Les deux autres nominés sont plus nouveaux, et occupent des fonctions qui n’existaient pas jusqu’alors. Il était évident, d’emblée, que les membres du Conseil européen avaient opté pour un profil bas. Les premiers pas du nouvel attelage confirment cette analyse. Il est sans doute trop tôt pour se prononcer au sujet d’Herman Van Rompuy. Il est intelligent, il est discret, on le dit méthodique. Peut-être tisse-t-il sa toile, en attendant son heure. En tout cas, chacun constate un des dysfonctionnements du traité : la coexistence compliquée entre la Présidence permanente du Conseil européen et la présidence semestrielle tournante du Conseil des ministres, en l’occurence la compétition entre le nouveau « chairman » du Conseil européen et le Premier ministre espagnol, José Luis Zapatero. Ce conflit là se clarifiera, je l’espère, à l’usage.

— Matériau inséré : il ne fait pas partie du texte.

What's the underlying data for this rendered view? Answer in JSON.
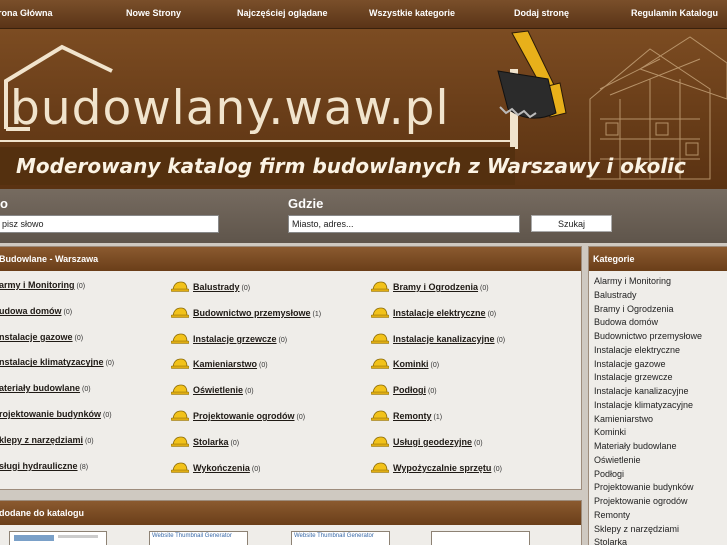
{
  "nav": {
    "home": "rona Główna",
    "new_pages": "Nowe Strony",
    "most_viewed": "Najczęściej oglądane",
    "all_categories": "Wszystkie kategorie",
    "add_page": "Dodaj stronę",
    "rules": "Regulamin Katalogu"
  },
  "banner": {
    "logo": "budowlany.waw.pl",
    "tagline": "Moderowany katalog firm budowlanych z Warszawy i okolic"
  },
  "search": {
    "what_label": "o",
    "what_value": "pisz słowo",
    "where_label": "Gdzie",
    "where_value": "Miasto, adres...",
    "button": "Szukaj"
  },
  "main": {
    "title": "Budowlane - Warszawa",
    "categories": [
      {
        "name": "army i Monitoring",
        "count": "(0)"
      },
      {
        "name": "Balustrady",
        "count": "(0)"
      },
      {
        "name": "Bramy i Ogrodzenia",
        "count": "(0)"
      },
      {
        "name": "udowa domów",
        "count": "(0)"
      },
      {
        "name": "Budownictwo przemysłowe",
        "count": "(1)"
      },
      {
        "name": "Instalacje elektryczne",
        "count": "(0)"
      },
      {
        "name": "nstalacje gazowe",
        "count": "(0)"
      },
      {
        "name": "Instalacje grzewcze",
        "count": "(0)"
      },
      {
        "name": "Instalacje kanalizacyjne",
        "count": "(0)"
      },
      {
        "name": "nstalacje klimatyzacyjne",
        "count": "(0)"
      },
      {
        "name": "Kamieniarstwo",
        "count": "(0)"
      },
      {
        "name": "Kominki",
        "count": "(0)"
      },
      {
        "name": "ateriały budowlane",
        "count": "(0)"
      },
      {
        "name": "Oświetlenie",
        "count": "(0)"
      },
      {
        "name": "Podłogi",
        "count": "(0)"
      },
      {
        "name": "rojektowanie budynków",
        "count": "(0)"
      },
      {
        "name": "Projektowanie ogrodów",
        "count": "(0)"
      },
      {
        "name": "Remonty",
        "count": "(1)"
      },
      {
        "name": "klepy z narzędziami",
        "count": "(0)"
      },
      {
        "name": "Stolarka",
        "count": "(0)"
      },
      {
        "name": "Usługi geodezyjne",
        "count": "(0)"
      },
      {
        "name": "sługi hydrauliczne",
        "count": "(8)"
      },
      {
        "name": "Wykończenia",
        "count": "(0)"
      },
      {
        "name": "Wypożyczalnie sprzętu",
        "count": "(0)"
      }
    ]
  },
  "added": {
    "title": "dodane do katalogu",
    "thumbs": [
      "Website Thumbnail Generator",
      "Website Thumbnail Generator"
    ]
  },
  "sidebar": {
    "title": "Kategorie",
    "items": [
      "Alarmy i Monitoring",
      "Balustrady",
      "Bramy i Ogrodzenia",
      "Budowa domów",
      "Budownictwo przemysłowe",
      "Instalacje elektryczne",
      "Instalacje gazowe",
      "Instalacje grzewcze",
      "Instalacje kanalizacyjne",
      "Instalacje klimatyzacyjne",
      "Kamieniarstwo",
      "Kominki",
      "Materiały budowlane",
      "Oświetlenie",
      "Podłogi",
      "Projektowanie budynków",
      "Projektowanie ogrodów",
      "Remonty",
      "Sklepy z narzędziami",
      "Stolarka"
    ]
  },
  "colors": {
    "accent": "#6a3e19",
    "logo": "#f1e4cd",
    "helmet": "#f2c21a"
  },
  "icons": {
    "category": "hard-hat-icon"
  }
}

Madame Ashton, elle, suscitait un plus grand scepticisme encore. Elle le justifie hélas : son absence d’initiative sur Haïti, ses piètres explications depuis lors illustrent de pauvres débuts de sa part. Il ne lui sera pas simple, dans ces conditions, de redresser la barre, d’autant qu’elle ne semble pas douée de tous les talents politiques. Résultat : le leadership européen, qui devait être mieux incarné, apparaît au contraire fragmenté et terne, l’Europe est handicapée par le « casting » faible que ses principaux responsables ont choisi un peu cyniquement. Barack Obama, très préoccupé il est vrai par sa situation domestique, qui l’oblige à combattre pour restaurer l’image de sa présidence, ne viendra pas au sommet Etats-Unis/Europe. C’est un camouflet pour la présidence espagnole, c’est un avertissement pour l’Europe politique. Il faudra faire mieux, si elle entend peser dans le monde.

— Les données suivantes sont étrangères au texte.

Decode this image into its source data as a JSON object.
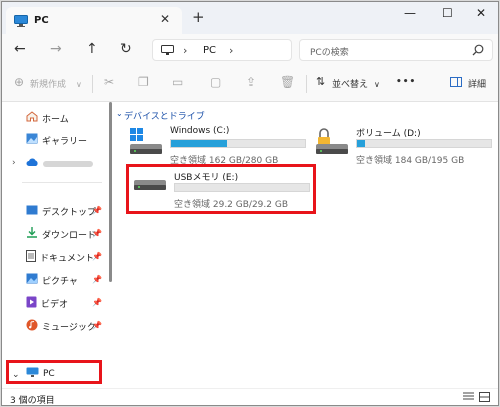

La ressource politique est par ailleurs faible dans les gouvernements nationaux. Nicolas Sarkozy sait se servir de l’Europe à son profit, il l’utilise habilement comme une carte de politique… intérieure. Mais il n’est pas un Européen convaincu : il n’en a pas la fibre, il n’a pas de vision, il ignore l’histoire. Angela Merkel, étrangement, est affaiblie depuis… sa victoire lors des élections législatives, qui la confronte à un partenaire libéral rugueux, partisan d’une politique de baisse des impôts singulièrement contra-cyclique. Et le « couple » politique formé par le Président français et la Chancelière allemande, si différents, n’est ni harmonieux, ni entraînant. Ajoutons à cela une Italie berlusconisée, loin de sa force d’entraînement fédéraliste, une Espagne en crise, des pays d’Europe centrale et orientale confrontés à la récession et la perspective d’élections britanniques qui pourraient ramener au pouvoir les Conservateurs, qui se battent sur un programme violemment eurosceptique : le tableau n’est pas rose, mais bleu sombre. Dans ces conditions, l’Europe conservatrice est, évidemment, peu capable de proposer les solutions adéquates face à une crise qui appellerait pourtant une Europe forte, active dans les négociations – internationales, commerciales, monétaires, environnementales – à l’initiative sur la régulation économique et financière, volontaire dans ses politiques de relance, attachée à la cohésion sociale. Cette Europe de droite est hélas vouée au mieux à l’immobilisme, au pire à la régression.

Ne nous trompons pas sur les leçons à tirer de cette analyse, que je ne crois pas exagérément pessimiste, mais plutôt lucide. Ne revenons pas, une fois de plus, à nos démons institutionnels. Ce n’est pas le traité de Lisbonne qui est en cause : il représente un progrès, limité mais à mon sens indéniable. Ce qui pose problème, c’est l’usage qui en est fait par des Chefs d’Etat et de gouvernement à la fois conservateurs et égoïstes. Ce constat est un appel lancé en direction de la famille socialiste. Nous avons, certes, des échéances nationales et locales : soyons engagés dans la bataille régionale, comme je l’ai fait encore samedi aux côtés de mon ami François Patriat, brillant Président de la Région Bourgogne. Mais n’oublions pas que notre avenir réside d’abord dans la qualité de notre projet, un projet qui sera, nécessairement, européen – sans être forcément euro-béat ou européiste. Je l’ai déjà dit, je le répète ici : le socialisme de demain sera européen, ou bien il ne sera pas. Ce n’est pas là pour nous une option, mais une ardente obligation.